The city as the work of all its inhabitants
The diagnosis is well known, but its implications for urban struggles are often overlooked. Groups that rise up to defend green spaces fail to see that trees and parks (in the neighborhood) are not the only legitimate commons of the city. Housing, health care, education and so much more makes up ‘our’ infrastructure of life. At the same time, environmentalists also fail to see that their own claim to make decisions about the city (space) rests on any basis other than property ownership and possibly financial transactions such as paying taxes or buying. In this sense, their rebellion actually reinforces the hegemony of fencing off, fragmenting, privatizing, and financializing concern with the city.
In the best tradition of bourgeois revolutions, it is a question of grounding political rights in financial status. This tendency is also related to the capitalist restoration of the 1990s, which turned social housing into private property, so that self-managed housing communities became agglomerations of owners (or their tenants) whose claim to ‘their’ green spaces is based on their ownership of the apartments in the block. Here there is no understanding of Henri Lefebvre’s city as the work of all its inhabitants, where the city dweller is primarily a worker. The investments that are pumped into the cities are extracted from people’s labor, both paid and unpaid, and they also perpetuate the extraction through rents and property sales.

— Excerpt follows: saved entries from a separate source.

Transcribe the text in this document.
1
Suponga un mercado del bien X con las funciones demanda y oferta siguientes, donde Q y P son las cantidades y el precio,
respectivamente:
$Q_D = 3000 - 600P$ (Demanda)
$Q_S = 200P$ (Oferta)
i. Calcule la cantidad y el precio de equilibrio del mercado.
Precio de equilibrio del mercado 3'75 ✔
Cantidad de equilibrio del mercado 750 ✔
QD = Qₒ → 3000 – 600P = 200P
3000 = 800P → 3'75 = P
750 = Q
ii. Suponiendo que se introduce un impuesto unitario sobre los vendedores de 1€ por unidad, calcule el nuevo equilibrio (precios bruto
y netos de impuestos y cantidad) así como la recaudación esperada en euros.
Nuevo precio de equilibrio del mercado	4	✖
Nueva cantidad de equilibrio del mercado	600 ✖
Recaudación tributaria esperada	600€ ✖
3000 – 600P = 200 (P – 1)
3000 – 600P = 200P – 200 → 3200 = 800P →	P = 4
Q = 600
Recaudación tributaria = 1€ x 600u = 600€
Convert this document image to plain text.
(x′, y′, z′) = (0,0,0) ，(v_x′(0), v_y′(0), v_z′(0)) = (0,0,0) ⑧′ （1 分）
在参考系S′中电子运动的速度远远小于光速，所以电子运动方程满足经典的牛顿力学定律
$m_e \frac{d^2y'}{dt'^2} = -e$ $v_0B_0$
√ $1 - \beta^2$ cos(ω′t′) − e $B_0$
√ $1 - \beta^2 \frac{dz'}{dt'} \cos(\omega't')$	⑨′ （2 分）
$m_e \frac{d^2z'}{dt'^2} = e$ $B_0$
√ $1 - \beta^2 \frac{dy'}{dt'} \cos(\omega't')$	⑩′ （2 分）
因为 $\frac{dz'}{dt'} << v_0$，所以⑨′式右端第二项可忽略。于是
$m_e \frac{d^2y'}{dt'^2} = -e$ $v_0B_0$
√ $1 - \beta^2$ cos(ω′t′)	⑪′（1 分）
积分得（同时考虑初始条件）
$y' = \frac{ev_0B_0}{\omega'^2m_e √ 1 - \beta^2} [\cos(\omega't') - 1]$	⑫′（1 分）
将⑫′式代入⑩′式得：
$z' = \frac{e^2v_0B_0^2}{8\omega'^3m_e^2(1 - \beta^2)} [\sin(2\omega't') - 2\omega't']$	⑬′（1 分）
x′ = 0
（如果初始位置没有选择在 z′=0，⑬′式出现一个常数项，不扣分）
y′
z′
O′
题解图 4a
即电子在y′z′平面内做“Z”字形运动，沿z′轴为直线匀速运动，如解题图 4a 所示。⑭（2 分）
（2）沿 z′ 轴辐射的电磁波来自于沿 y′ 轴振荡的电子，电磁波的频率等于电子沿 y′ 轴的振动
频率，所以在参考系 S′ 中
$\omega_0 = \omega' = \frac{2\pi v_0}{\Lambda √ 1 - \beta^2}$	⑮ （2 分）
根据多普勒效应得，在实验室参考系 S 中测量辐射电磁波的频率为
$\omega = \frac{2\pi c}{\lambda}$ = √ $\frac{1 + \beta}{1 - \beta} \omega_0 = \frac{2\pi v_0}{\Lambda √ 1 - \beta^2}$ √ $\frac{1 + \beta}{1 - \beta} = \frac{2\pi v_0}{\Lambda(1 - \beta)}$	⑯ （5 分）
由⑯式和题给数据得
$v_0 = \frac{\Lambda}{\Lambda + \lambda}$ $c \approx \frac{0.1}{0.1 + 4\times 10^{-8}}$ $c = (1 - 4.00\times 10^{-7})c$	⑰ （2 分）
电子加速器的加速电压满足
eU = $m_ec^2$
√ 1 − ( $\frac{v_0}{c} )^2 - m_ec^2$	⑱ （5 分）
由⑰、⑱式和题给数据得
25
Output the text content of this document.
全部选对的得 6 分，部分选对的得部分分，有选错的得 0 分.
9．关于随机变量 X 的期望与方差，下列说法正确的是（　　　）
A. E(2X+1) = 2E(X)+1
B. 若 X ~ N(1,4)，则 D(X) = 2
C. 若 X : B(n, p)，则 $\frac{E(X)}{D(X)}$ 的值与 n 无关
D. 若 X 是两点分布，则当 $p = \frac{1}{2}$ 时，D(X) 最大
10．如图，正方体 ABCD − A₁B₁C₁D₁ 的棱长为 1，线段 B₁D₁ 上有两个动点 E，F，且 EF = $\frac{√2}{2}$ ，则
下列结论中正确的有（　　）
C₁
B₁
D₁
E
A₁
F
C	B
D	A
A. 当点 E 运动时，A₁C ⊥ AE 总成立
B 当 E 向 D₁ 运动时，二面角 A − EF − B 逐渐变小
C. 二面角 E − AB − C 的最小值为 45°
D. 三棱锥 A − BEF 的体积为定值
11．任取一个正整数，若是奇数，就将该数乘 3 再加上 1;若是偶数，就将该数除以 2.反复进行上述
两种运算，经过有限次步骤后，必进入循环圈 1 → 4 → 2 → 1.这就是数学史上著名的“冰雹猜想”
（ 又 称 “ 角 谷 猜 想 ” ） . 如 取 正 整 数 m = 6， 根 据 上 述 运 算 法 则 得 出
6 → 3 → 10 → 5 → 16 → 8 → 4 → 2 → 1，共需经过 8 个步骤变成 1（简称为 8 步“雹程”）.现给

But if the struggles do not challenge the investment culture as such, but only its targeted objects and more or less targeted effects, then we are dealing with the alienation, in the strict Marxist sense, of workers from their work, from the fruits of their labor, and also from their existential sociality as lived in interconnected collectivities composed of urban and more-than-urban, human and other-than-human life. It is not a particular issue, such as the climate crisis, that can per se help to recover the notion that urban life and urban development are intimately connected to and produced by human (and other-than-human) labor in the broadest sense. There is no shortcut to recovering the idea of the city as a living and tangible reality, the real that underlies and transcends real estate, in direct confrontation with the dominant paradigm of the city as a temple of capitalism. The situation of the climate crisis will not produce it. Only the understanding of its roots. The roots that force a lucky pensioner, winner of the jackpot, from the Bosnian province to play Monopoly with a living city.